Irgendwann war der Stromgenerator gestern Abend endlich aus, und damit leider auch der Strom. Es wurde wieder heimelig warm – um nicht zu sagen kochend heiß – im Raum und der Schlaf hielt sich bei 32° eher in Grenzen. Als die Sonne aufgeht, stehe ich auf. Es ist unerträglich warm im Zimmer, und draußen zumindest zwei oder drei Grad kühler.
Gegen Sieben holen die Jungs uns mit den Landcruisern ab. Wir fahren auf der Hauptstraße und über eine Metallbrücke nach Ambilobe rein. In Ambilobe selbst parken alle Geländewägen gegenüber der Markthalle. Kleine Läden mit allem möglichen Krempel, von Seife über Alutöpfe und Schöpfkellen bis zu Schuhen, reihen sich eng an eng entlang der gegenüber liegenden Straßenseite.
Ich laufe zur Ecke der großen Markthalle, die gesperrt zu sein scheint. Der Stand direkt davor ist aber noch da, und er hat sich nicht verändert. Immer noch ist die steinerne Rückwand bemalt, und immer noch sitzen Madagassen auf der schmalen Bank direkt vor dem breiten „Tresen“ und frühstücken. Ich bestelle bei einem großen Mann mit Hakennase ein Baguette sauce, ein langes, dünnes Baguette mit Hackfleischsauce. Die Sauce wird aus einem riesigen Alutopf an der Rückwand geschöpft, und die Baguettes stapeln sich neben Brioches und anderen leckeren Sachen direkt vor mir. Ein kleiner Junge kommt mit seiner Mama neben mir an den Stand. Sie kauft ebenfalls ein Saucenbaguette. Mangels Tüten klappt sie das Brot einfach einmal um und steckt es dann – samt herunter laufender Sauce – einfach in den kleinen Rucksack ihres Sohns. Das wird bestimmt noch eine hübsche Überraschung in der Schule geben. Neben dem großen Baguette-Stapel direkt vor mir gibt es übrigens auch frittierte Bananen. Die frittierten Bananen. Sie sind göttlich. Eine junge Frau schöpft gerade neue, noch etwas Fett triefende Bananen im Teigmantel aus einem Topf mit Öl direkt auf das vor mir stehende Blechtablett. 100 Ariary kostet so eine Banane. Und von sieben Stück werde ich mehr als satt. Dazu gibt es eine Coka kely aus der blauen Isolierbox, in der statt Eiswürfeln schon jetzt nur noch kaltes Wasser steht.

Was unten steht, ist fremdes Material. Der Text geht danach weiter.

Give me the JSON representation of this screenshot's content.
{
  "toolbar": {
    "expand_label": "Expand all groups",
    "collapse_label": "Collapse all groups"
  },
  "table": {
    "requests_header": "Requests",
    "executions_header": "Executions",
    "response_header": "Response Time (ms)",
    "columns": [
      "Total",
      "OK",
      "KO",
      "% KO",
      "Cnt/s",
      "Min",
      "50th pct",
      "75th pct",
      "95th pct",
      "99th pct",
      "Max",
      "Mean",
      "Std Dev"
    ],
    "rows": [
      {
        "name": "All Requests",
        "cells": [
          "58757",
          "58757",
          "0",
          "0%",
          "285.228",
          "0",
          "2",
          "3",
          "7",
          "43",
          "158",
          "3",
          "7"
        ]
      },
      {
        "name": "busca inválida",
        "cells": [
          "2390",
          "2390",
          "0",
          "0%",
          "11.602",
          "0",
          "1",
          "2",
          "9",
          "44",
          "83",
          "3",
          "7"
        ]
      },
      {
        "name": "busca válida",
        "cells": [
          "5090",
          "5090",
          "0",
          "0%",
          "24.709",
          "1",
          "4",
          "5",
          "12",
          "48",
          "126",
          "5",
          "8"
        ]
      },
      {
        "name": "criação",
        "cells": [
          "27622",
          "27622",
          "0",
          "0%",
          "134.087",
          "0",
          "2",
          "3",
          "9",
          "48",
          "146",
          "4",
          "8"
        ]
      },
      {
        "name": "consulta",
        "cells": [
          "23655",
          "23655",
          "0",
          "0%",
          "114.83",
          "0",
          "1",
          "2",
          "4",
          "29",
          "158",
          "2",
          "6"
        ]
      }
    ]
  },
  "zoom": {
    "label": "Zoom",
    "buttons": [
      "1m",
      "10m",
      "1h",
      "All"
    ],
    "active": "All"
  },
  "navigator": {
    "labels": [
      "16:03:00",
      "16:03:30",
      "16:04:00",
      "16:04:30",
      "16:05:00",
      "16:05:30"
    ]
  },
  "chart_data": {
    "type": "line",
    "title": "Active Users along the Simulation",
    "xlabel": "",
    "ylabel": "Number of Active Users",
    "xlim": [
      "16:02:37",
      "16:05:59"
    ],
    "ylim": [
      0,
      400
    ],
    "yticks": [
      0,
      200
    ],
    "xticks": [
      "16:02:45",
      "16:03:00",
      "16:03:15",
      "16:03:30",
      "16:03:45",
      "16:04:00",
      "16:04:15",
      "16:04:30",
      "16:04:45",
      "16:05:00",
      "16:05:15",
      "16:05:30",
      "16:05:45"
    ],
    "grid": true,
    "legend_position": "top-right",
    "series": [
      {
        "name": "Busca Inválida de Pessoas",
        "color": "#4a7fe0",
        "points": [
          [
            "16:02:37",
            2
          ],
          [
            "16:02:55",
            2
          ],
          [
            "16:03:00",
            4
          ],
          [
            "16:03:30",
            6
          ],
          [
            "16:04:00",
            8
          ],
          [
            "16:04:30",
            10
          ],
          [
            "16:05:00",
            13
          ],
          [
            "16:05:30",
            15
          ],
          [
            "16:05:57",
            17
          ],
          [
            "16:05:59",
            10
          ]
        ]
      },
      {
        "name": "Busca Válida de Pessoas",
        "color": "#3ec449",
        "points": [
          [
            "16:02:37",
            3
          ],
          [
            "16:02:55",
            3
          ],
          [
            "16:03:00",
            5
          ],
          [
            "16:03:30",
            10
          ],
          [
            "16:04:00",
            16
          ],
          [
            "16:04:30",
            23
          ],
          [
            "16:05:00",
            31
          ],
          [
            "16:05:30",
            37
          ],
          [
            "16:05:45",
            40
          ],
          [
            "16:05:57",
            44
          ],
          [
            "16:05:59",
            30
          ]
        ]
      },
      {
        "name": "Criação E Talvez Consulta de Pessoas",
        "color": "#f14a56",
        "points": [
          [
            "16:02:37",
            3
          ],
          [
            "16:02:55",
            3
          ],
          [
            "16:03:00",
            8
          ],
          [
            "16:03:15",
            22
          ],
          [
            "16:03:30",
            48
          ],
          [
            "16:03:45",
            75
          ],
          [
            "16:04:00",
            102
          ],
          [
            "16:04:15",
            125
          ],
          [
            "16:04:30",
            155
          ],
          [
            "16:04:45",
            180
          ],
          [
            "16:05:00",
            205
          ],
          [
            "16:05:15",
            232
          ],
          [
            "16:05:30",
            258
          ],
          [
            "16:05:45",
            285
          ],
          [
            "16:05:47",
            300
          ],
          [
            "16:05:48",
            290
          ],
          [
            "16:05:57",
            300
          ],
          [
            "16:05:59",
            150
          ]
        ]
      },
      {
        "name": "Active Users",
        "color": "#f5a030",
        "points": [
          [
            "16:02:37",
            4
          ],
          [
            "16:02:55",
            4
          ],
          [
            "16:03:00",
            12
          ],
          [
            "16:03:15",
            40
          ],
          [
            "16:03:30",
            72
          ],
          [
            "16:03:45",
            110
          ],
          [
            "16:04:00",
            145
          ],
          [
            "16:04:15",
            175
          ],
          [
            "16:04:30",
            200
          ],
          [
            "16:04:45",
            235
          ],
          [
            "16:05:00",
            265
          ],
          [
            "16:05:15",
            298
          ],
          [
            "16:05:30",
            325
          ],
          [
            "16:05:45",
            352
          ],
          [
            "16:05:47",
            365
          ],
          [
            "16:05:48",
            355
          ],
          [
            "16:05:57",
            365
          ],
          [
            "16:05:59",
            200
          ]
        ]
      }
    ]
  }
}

Das geschäftige Treiben hier ist faszinierend. Eine Gruppe in Reih und Glied laufender Leute joggt im Laufschritt an mir vorbei, lauthals singend. Es ist wohl die Polizeistation von Ambilobe, die sich da gerade zu ihrer Morgenertüchtigung eingefunden hat. Ein Junge trägt Süßigkeiten auf einem Blech herum und bietet mir für 100 Ariary ein Stück an. Es sind Erdnüsse, mit Karamell zu klebrigen, süßen Riegeln geschmolzen. So eine Art madagassische Mr. Tom’s.
Nach dem ausgiebigen Frühstück auf den Straßen von Ambilobe laufe ich in Flip-Flops zu Dimbys Landcruiser zurück. Wir fahren raus aus Ambilobe, und biegen auf eine rötliche Lehm- und Sandpiste ein. Riesige Schlaglöcher zieren die Piste, Ziegen laufen am Wegesrand. Tiefe Pfützen haben sich in den Schlaglöchern gesammelt. Was mir schon auf den ersten Metern auffällt: Die Mangobäume sind weg. Soviele große Mangobäume haben hier 2013 zwischen den Reisfeldern gestanden. Aber es sind nur noch Stümpfe übrig. Neben den Stümpfen liegen Planen ausgebreitet, auf denen Reis getrocknet wird. Nur noch Reis. Überall Reis…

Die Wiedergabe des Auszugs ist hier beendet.